Most of Iran’s retirement funds are facing financial trouble and rely on heavy subsidies from the government, Iranian Vice President Eshaq Jahangiri says.
"The problem of pension funds is going to be a serious challenge in the future," Jahangiri said October 23 addressing the 2018 Regional Conference on Population Aging. Jahangiri said 70-80 percent of Iran’s retirement funds and 100 percent of the armed forces pension funds are paid by the government.
Iranian state employees and the armed forces have their own pension funds, while a bigger pension fund run by the Labor Ministry covers all other workers. State employees include not only civil servants, but also employees of companies where the majority stake holder is the state.
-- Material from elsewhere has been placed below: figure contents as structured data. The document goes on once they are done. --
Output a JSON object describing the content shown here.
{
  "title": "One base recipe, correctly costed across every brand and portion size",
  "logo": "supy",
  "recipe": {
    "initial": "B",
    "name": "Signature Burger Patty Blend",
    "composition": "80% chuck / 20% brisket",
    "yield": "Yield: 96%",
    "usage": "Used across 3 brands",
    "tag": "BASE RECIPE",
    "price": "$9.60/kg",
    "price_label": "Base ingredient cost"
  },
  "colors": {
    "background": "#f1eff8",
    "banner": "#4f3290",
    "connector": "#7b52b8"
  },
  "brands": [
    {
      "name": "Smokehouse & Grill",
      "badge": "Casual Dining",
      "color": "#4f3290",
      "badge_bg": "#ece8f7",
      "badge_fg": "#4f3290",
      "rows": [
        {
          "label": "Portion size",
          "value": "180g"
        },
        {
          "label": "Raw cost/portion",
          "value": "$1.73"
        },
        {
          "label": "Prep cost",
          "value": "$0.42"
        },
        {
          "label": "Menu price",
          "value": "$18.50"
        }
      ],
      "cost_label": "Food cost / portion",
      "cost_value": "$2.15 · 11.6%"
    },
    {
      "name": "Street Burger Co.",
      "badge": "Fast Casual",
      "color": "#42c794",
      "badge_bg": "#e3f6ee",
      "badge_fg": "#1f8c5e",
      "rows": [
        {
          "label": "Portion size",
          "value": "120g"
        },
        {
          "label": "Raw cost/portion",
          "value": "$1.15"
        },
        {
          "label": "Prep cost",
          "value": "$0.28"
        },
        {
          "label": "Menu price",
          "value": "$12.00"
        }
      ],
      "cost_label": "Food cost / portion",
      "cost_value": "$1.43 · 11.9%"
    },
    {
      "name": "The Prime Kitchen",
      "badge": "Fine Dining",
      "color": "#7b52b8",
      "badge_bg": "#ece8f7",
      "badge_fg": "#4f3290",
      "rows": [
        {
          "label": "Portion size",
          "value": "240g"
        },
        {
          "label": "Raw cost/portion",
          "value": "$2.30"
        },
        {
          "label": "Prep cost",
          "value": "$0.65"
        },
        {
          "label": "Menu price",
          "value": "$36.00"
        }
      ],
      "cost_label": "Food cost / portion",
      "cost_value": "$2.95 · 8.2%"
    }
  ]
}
Jahangiri's warning comes at a time when Iranian retirees have been demanding the government address their economic hardships by staging protest rallies across the country.
Recently, thousands of public service retirees assembled outside the Planning and Budget Organization offices in Tehran and other large cities to protest their low pensions. Protesters say the pensions they receive are below the poverty line set by the government.
All pension funds are insolvent, mainly because successive governments have not contributed adequately or have mismanaged the funds. The biggest irregularities happened during the presidency of Mahmoud Ahmadinejad, when political appointees were put in charge of financial institutions.
“Currently, the number of senior citizens stands at 7.4 million in Iran, and that number is projected to increase to 30 million by 2050,” Jahangiri said. “This is something new for Iran, which has never experienced such a large senior population.”
The purchasing power of retirees has declined sharply in recent years, as inflations and the depreciation of the local currency has made essential goods and services much more expensive.
Furthermore, state-run Iran Labor News Agency (ILNA) reports that Iran’s Social Security Organization (ISSO) is "suffering from unstable financial sources" and, as "Iran's largest pension fund, is deteriorating.”
A labor representative to ISSO's board of trustees, Akbar Shokat, has also referred to what he described as "senility" of retirement funds across Iran, insisting that misguided policies have directed ISSO toward insolvency.
Such an eventuality would be catastrophic as the fund covers millions of individuals across Iran.
Currently, the Iranian government's debt to ISSO is more than 180 trillion tomans (roughly $40 billion), and it will pass the 200,000 billion tomans mark before the end of the Iranian calendar year March 20, Shokat says. Furthermore, ISSO is absorbing deep losses of up to 10 million tomans for healthcare expenses. The additional burden, according to Shokat, has deepened the crisis and the negative effects will soon be felt by all retired Iranians.